While announcing the shutdown of operations on the official X account, Yield App blamed hedge fund managers holding the company’s funds in the bankrupt exchange. The crypto investment platform further revealed it noticed an increase in portfolio losses that led to the liquidation process. The crypto firm attributes “fair and equal treatment for all Yield App’s users and stakeholders” to the termination of operations and continues litigation against liable defaulters.
Note that all the community channels have been shut down except the official support, which remains accessible through the yield.app. Soon to become a defunct crypto entity, Yield App LTD requested its valued customers’ patience as it currently works with the advisor to release FAQs and other information ASAP.

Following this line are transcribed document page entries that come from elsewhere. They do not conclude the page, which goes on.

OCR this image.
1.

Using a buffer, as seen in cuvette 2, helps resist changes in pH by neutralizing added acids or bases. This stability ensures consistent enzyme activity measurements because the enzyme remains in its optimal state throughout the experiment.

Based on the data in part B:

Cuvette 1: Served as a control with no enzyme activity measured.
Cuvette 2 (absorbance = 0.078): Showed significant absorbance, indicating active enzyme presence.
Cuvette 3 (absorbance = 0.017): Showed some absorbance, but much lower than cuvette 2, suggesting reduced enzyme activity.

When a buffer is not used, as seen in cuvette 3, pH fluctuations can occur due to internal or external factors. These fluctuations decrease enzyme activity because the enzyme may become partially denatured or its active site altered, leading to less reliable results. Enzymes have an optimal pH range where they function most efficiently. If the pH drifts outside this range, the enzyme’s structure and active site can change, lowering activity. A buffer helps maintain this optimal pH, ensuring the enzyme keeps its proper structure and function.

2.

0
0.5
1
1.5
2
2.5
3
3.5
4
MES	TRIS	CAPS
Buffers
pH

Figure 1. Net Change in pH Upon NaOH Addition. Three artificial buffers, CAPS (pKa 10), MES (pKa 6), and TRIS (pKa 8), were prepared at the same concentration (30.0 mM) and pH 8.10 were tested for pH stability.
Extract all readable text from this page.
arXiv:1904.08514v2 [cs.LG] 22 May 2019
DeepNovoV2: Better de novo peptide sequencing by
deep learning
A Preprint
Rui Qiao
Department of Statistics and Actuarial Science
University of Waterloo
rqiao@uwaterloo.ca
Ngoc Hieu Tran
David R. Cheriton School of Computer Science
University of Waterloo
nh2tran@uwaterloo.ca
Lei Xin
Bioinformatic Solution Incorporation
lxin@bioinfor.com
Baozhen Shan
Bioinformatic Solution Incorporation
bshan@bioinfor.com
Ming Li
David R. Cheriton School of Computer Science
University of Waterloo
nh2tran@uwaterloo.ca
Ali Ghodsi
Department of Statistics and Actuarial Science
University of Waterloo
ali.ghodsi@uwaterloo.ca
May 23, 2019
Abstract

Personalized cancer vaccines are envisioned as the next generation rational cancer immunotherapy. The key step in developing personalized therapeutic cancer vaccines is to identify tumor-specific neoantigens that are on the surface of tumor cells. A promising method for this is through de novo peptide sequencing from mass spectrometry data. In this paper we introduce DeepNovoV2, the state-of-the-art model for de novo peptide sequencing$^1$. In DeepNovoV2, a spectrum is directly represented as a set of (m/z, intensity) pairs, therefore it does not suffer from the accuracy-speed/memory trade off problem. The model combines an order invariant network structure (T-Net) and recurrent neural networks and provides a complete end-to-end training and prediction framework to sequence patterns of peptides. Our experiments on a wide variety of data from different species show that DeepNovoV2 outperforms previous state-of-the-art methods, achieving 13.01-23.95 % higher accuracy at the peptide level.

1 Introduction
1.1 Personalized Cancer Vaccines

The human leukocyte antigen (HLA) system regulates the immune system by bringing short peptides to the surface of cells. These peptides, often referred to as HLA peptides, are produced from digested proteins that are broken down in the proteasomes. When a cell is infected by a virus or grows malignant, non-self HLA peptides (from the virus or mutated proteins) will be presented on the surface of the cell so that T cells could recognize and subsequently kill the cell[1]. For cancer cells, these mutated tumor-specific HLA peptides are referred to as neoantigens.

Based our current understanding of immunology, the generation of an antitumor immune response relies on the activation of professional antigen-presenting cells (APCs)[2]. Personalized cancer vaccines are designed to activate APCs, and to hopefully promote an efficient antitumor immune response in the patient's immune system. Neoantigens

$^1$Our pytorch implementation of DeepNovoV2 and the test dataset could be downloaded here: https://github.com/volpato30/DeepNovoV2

Yield App assured funds safety during FTX collapsed
Per an official message published on Nov. 10, 2022, from the founder of Yield App:
All the assets in Yield App portfolios remain safe and secure, and our platform continues to operate as usual […] We can confirm that Yield App has no exposure to Alameda or FTT token and no significant exposure to FTX.
Meanwhile, turning attention toward the bankrupt crypto exchange, FTX, which shook the market at the time of collapse in 2022, has settled many legal cases until now. The troubled exchange sold one-third of its shares in AI startup Anthropic in March. With two dozen buyers participating in the sale, the deal generated $880 million in total.
Likewise, FTX returned its European arm to the previous owner to settle a dispute over the division. He sold the company at $32.7 million, which he purchased for $323 million in 2021.